I have to agree with Verbal Remedy. The first part of the film was spooky and then it began to unravel and I left the theater very disappointed.

M. Chariot is correct about Don't Look Now. That is a very scary movie and very well done. Venice has never been so menacing.
Another crazy scary movie in my favorites list is Wait Until Dark with Audrey Hepburn and Alan Arkin. Almost the entire movie takes place in a small NYC apartment, oh it's soooo scary.
That movie did frighten me, but unfortunately, not as much as it might have. By the time I saw it on DVD, it was not just overhyped but experiencing backlash, envy, etc. So, I watched it with great prejudice. But it was scary. I wish now I'd seen it in the theatre.
Fascinating that you still get mail about the movie. I felt the movie had merit, but I just don't fall into the group that thinks it was anything Earth shattering. A decent flick? Sure. Totally horrifying? Maybe not so much.
Still, I like the fact that it did so well on such a shoestring budget. That is always cool and sort of puts me on the side of the minority of those who saw the film.
I was one of those one line at Angelika. Saw it with my son, then 17, and his friends. I hated it. I was not frightened but annoyed that i had 'bought into the hype.' Now, however, even though i have not seen the film since that day I think it's really something. Certain scenes still play back in my head and if i think about the film now I get chills. Whatever I did not sense in the film on the day I saw it, I do now and that's a testament to an excellent film.
I saw it as a "sneak preview" in Amsterdam, the Netherlands: there you get to see a preview of an up and coming movie without knowing which one, which is part of the thrill. As such I had no idea what I was going to see so my viewing experience was not "polluted" by the hype. All I remember is that I was ok till the end when I see this person facing the corner of the wall, which scared the living daylights out of me (partly thanks to this women behind me who had a freaking screaming fit). You know what I'm talking about. My girlfriend wanted to see it later with me when it became a hype, but me? No. Seeing it once was enough. Best horror fix ever because of the minimalism.
I saw it opening night at Pipers Alley. The crowd was huge but I remember it being eerily quiet as everyone left. It was like collective jaws were being picked up off the floor.

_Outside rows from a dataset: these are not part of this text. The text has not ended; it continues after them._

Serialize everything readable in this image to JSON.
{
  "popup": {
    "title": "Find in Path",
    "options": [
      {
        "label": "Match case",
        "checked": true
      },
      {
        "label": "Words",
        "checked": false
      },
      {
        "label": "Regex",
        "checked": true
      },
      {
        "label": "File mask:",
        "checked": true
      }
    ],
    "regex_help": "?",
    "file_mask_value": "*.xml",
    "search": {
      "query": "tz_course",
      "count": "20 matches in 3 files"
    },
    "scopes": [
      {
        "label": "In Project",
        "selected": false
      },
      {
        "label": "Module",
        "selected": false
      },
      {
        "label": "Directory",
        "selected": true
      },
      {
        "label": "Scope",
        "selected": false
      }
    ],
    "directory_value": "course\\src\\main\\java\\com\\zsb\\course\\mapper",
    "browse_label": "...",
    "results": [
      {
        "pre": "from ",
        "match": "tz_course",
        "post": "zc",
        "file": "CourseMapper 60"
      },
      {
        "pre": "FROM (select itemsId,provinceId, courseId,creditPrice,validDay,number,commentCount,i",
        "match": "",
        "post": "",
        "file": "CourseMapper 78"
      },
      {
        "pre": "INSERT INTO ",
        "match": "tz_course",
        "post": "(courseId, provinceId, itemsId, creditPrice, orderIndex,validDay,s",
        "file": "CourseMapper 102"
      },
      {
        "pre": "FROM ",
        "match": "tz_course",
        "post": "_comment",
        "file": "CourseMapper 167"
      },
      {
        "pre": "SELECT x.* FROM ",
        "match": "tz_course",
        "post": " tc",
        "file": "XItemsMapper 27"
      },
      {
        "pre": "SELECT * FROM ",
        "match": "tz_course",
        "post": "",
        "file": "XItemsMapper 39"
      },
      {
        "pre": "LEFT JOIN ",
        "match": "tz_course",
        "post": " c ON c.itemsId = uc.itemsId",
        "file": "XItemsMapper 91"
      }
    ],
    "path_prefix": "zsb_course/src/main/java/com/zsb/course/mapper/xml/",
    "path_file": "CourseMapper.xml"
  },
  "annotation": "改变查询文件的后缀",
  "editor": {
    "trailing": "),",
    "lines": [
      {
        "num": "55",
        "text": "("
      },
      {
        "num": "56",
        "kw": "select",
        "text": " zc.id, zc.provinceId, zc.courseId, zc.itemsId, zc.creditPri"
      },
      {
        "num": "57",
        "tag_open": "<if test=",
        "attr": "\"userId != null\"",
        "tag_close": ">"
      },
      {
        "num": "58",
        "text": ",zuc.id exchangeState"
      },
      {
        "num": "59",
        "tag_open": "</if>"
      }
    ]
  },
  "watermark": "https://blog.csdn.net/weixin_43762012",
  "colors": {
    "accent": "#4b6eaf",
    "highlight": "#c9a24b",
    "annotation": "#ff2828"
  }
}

I also remember having a discussion with my parents who saw it much later after the hype and were only annoyed and nauseated by the film. I can see both opinions.

I still think it's a really original horror movie, though. The parodies prove that- you can't parody something so well unless it's unique.
Two words: annoying, boring.

You want to see something really scary? Pay attention to the world around you.
I know they're classics, but I've always been meh on Don't Look Now and Wait Until Dark.

The Shining, however, makes me want to hide under the bed.
I wrote a review on this locally when it came out and it pretty much mirrors yours. I've always admired ingenuity and these guys truly got imaginative both in making the film and more importantly marketing it. I admit to feeling as if I were watching a documentary several times throughout the film. I loved the open-ended ending with much left to the imagination. I never dared watch any lame sequel. All that would have done was ruin the memory of the creepiness of it's predecessor. I admit to really loving and getting the film. Creepiness gets me over gore every time. That's why the original "Halloween" really got to me in '78 as a 13 year old who for two or three days was afraid to go outside at night.

Great remembrance of indeed, a happier and simpler time.
Rated
I saw it in a theater in Alaska when it first came out. I remember thinking that the people in the movie were unbelievably naive campers. I didn't understand why they were lost. Compared to the wilderness around here, the woods in that movie looked tame. I noticed hiking trails in almost every shot. Most of the conversation after the movie kept returning to "How could they possibly have been lost?" Maybe you need to come from an urban background in order to suspend your disbelief that much.

One lasting influence from that movie: I still call it the "Blair Witch cam" whenever I notice bouncy motion sickness inducing handheld camera work.